Traditional HDDs are a mature technology. The maximum reliability they have at consumer-prices is not likely to get any better than it is now. Their reliability varies between models and over time, but basically it is something like 1...10% failure (if treated well) per year. SSDs will hopefully get much better numbers eventually, CPU-like reliability would be nice.
Well, if you have verified backups (I fully agree on that, and just a trial-read of the backup is not enough, you need a compare), and then no recovery plan, you can still pay somebody with a clue a lot of money to do it for you ;-)
External disks are fine, but make that in an independent location. A locker at work, in the gym, etc. is fine (you should decidedly encrypt any sensitive backup). Of course, you can have on-site backups for convenience as well, but for everything you really do not want to lose, you should store a copy off-site.
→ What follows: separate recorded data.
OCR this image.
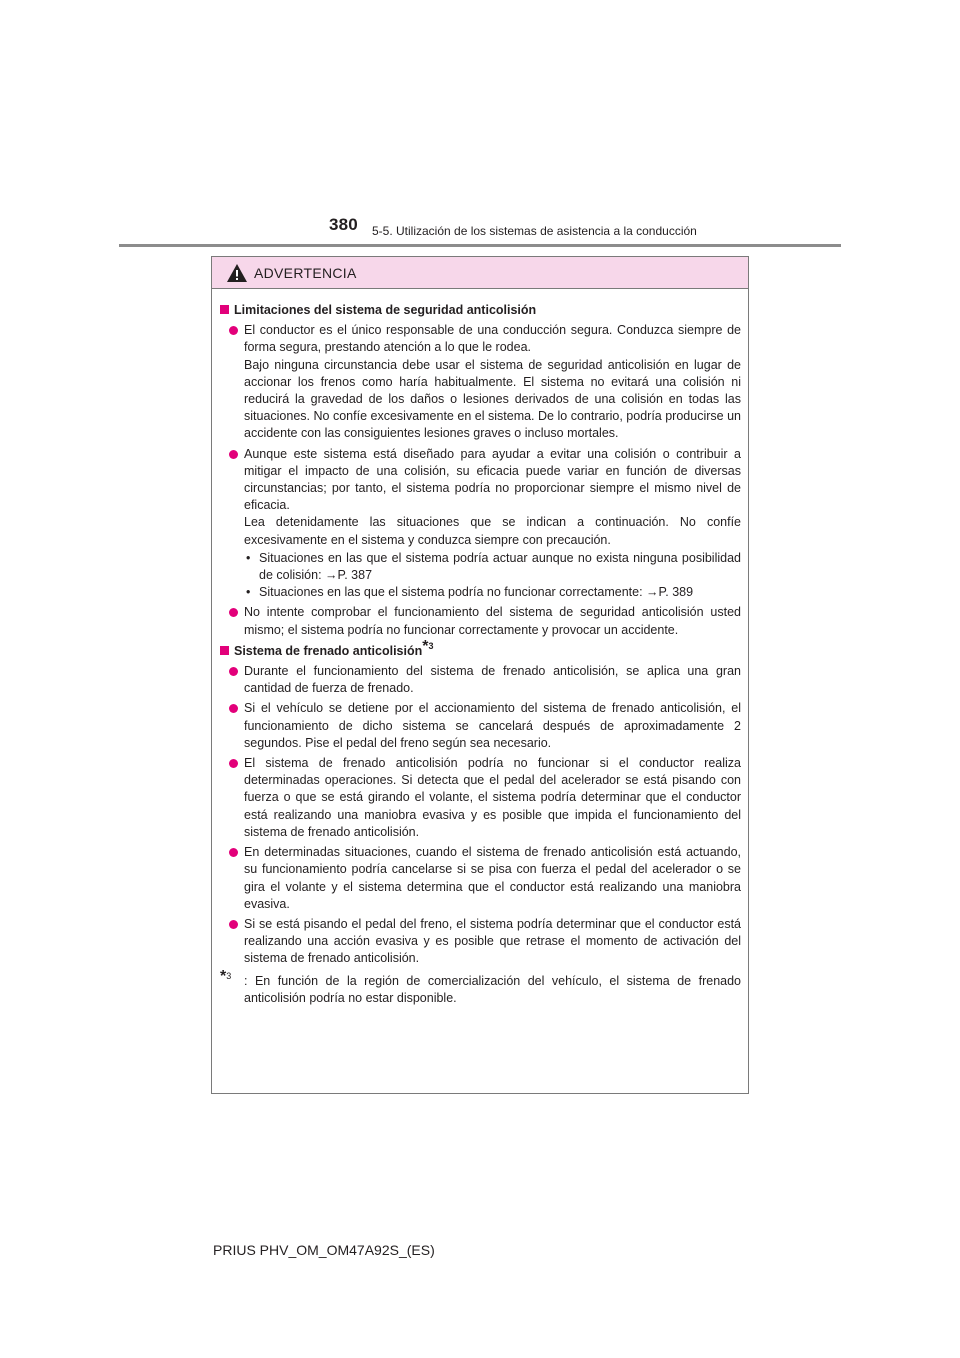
380 5-5. Utilización de los sistemas de asistencia a la conducción
ADVERTENCIA
Limitaciones del sistema de seguridad anticolisión
El conductor es el único responsable de una conducción segura. Conduzca siempre de forma segura, prestando atención a lo que le rodea.
Bajo ninguna circunstancia debe usar el sistema de seguridad anticolisión en lugar de accionar los frenos como haría habitualmente. El sistema no evitará una colisión ni reducirá la gravedad de los daños o lesiones derivados de una colisión en todas las situaciones. No confíe excesivamente en el sistema. De lo contrario, podría producirse un accidente con las consiguientes lesiones graves o incluso mortales.
Aunque este sistema está diseñado para ayudar a evitar una colisión o contribuir a mitigar el impacto de una colisión, su eficacia puede variar en función de diversas circunstancias; por tanto, el sistema podría no proporcionar siempre el mismo nivel de eficacia.
Lea detenidamente las situaciones que se indican a continuación. No confíe excesivamente en el sistema y conduzca siempre con precaución.
• Situaciones en las que el sistema podría actuar aunque no exista ninguna posibilidad de colisión: →P. 387
• Situaciones en las que el sistema podría no funcionar correctamente: →P. 389
No intente comprobar el funcionamiento del sistema de seguridad anticolisión usted mismo; el sistema podría no funcionar correctamente y provocar un accidente.
Sistema de frenado anticolisión$^{*3}$
Durante el funcionamiento del sistema de frenado anticolisión, se aplica una gran cantidad de fuerza de frenado.
Si el vehículo se detiene por el accionamiento del sistema de frenado anticolisión, el funcionamiento de dicho sistema se cancelará después de aproximadamente 2 segundos. Pise el pedal del freno según sea necesario.
El sistema de frenado anticolisión podría no funcionar si el conductor realiza determinadas operaciones. Si detecta que el pedal del acelerador se está pisando con fuerza o que se está girando el volante, el sistema podría determinar que el conductor está realizando una maniobra evasiva y es posible que impida el funcionamiento del sistema de frenado anticolisión.
En determinadas situaciones, cuando el sistema de frenado anticolisión está actuando, su funcionamiento podría cancelarse si se pisa con fuerza el pedal del acelerador o se gira el volante y el sistema determina que el conductor está realizando una maniobra evasiva.
Si se está pisando el pedal del freno, el sistema podría determinar que el conductor está realizando una acción evasiva y es posible que retrase el momento de activación del sistema de frenado anticolisión.
$^{*3}$ : En función de la región de comercialización del vehículo, el sistema de frenado anticolisión podría no estar disponible.
PRIUS PHV_OM_OM47A92S_(ES)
You cannot trust an one-time-pad unless you invest high effort. You must protect it perfectly before and after using it. You must never store or transmit it in any electronic form. You must hand-deliver it by an absolutely trusted courier. That is why it is almost never used. But, sure, most budding crypto-nerds like to make these these demented claims until they find out some actual facts.
And here is an actual fact for you: Keyed right, even the historic Enigma is unbreakable for message sizes of 4000 characters (of bits, do not remember the exact number form the proof we were shown for that in Crypo 101).
You really should look up the Dunning-Kruger effect. You are completely clueless how clueless you are.
You are full of shit. Seriously. Incidentally, your book-thing is a "Rebecca"-cipher or a book-cipher and it can and has been broken without knowing the book, only the message sent.